Q:言えない。ただ、日本時間の今日中にジュバに着くということでよろしいですか。

A:スケジュールにつきましては、本日中に輸送機1機をジュバに移動させるということで邦人を乗せて、ジブチに戻る予定ということでございます。

Q:本日中というのは日本時間。

A:本日中です。

Q:ジブチに戻ってくるのも本日中と考えていいですか。

A:なるべく早くということです。

Q:防衛相会談に話が戻るのですけれども、今日、海洋戦略協議なのですけれども、これについては具体的にどんなことを話し合うための機関と考えたらいいでしょうか。

A:これにつきましては、申し出をいたしましたところでございますが、非常に、お互いに、海洋におきましては、インドもインド洋、日本も太平洋が正面にありますが、特に、わが国の場合は、シーレーンがありまして、インド洋においても非常に大事な部署であります。これにつきましては、海洋に関する情勢の認識の共有、情報も含めまして、それの強化、また、政策的協力を強化、これを議論する協議の枠組みとしたいと考えておりまして、これまで日印の間では、まず、防衛大臣会談、また、次官級防衛政策対話、そして、局長級、また、海軍種間幕僚協議をはじめとする、協議枠組みを活用した情勢認識の共有やインドとの海洋安全保障に係る各種連携を強化してきたところでありますが、現在のインド洋、南シナ海、東シナ海における情勢を踏まえて、海洋の安全保障に特化した、新たな戦略協議の枠組みを設けたいということでありまして、協議の詳細につきましては、今後、実務的に検討していくということでございます。

Q:第1回の開催、日印での開催時期であるとかというのは、まだ、今後調整ということになるのですか。

A:そうです。

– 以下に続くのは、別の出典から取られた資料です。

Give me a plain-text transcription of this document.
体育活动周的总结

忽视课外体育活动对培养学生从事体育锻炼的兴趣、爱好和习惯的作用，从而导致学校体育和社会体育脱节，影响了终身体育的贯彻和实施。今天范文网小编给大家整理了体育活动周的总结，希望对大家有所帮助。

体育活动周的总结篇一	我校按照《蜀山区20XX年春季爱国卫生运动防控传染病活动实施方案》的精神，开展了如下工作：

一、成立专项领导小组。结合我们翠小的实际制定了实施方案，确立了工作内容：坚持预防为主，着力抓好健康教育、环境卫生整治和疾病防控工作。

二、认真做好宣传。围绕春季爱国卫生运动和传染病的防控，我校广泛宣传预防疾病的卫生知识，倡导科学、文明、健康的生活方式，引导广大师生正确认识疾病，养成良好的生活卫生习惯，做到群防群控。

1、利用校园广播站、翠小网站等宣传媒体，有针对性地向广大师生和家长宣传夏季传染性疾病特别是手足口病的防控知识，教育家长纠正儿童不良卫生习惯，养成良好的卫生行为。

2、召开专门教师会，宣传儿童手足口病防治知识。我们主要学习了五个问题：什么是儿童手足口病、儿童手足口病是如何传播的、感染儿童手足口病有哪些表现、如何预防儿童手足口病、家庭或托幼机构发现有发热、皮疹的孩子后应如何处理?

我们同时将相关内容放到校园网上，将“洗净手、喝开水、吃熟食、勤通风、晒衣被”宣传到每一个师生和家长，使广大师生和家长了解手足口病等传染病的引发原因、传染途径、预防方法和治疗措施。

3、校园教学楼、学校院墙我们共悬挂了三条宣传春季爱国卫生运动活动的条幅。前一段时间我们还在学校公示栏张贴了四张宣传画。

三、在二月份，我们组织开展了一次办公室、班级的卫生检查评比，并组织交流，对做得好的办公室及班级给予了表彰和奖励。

実務的に協議をいたしますが、なるべく、早めに立ち上がるように努力したいと考えております。

Q:南シナ海の仲裁裁判所の判断については、パリカル大臣との間では、中国は受け入れられないと言っているわけですけれども、これについては、いかがお話されましたか。

A:この点につきましては、先ほど、お話いたしましたけれども、国連海洋法条約というものがありまして、その中で、最終判断で裁判で決定をされたということで、パリカル大臣の方も、法の支配、これの重要性をこれで確認されたと、そして、紛争の平和的解決を求めていくというようなことで、ほぼこちらの主張と一致していることを言ったということであります。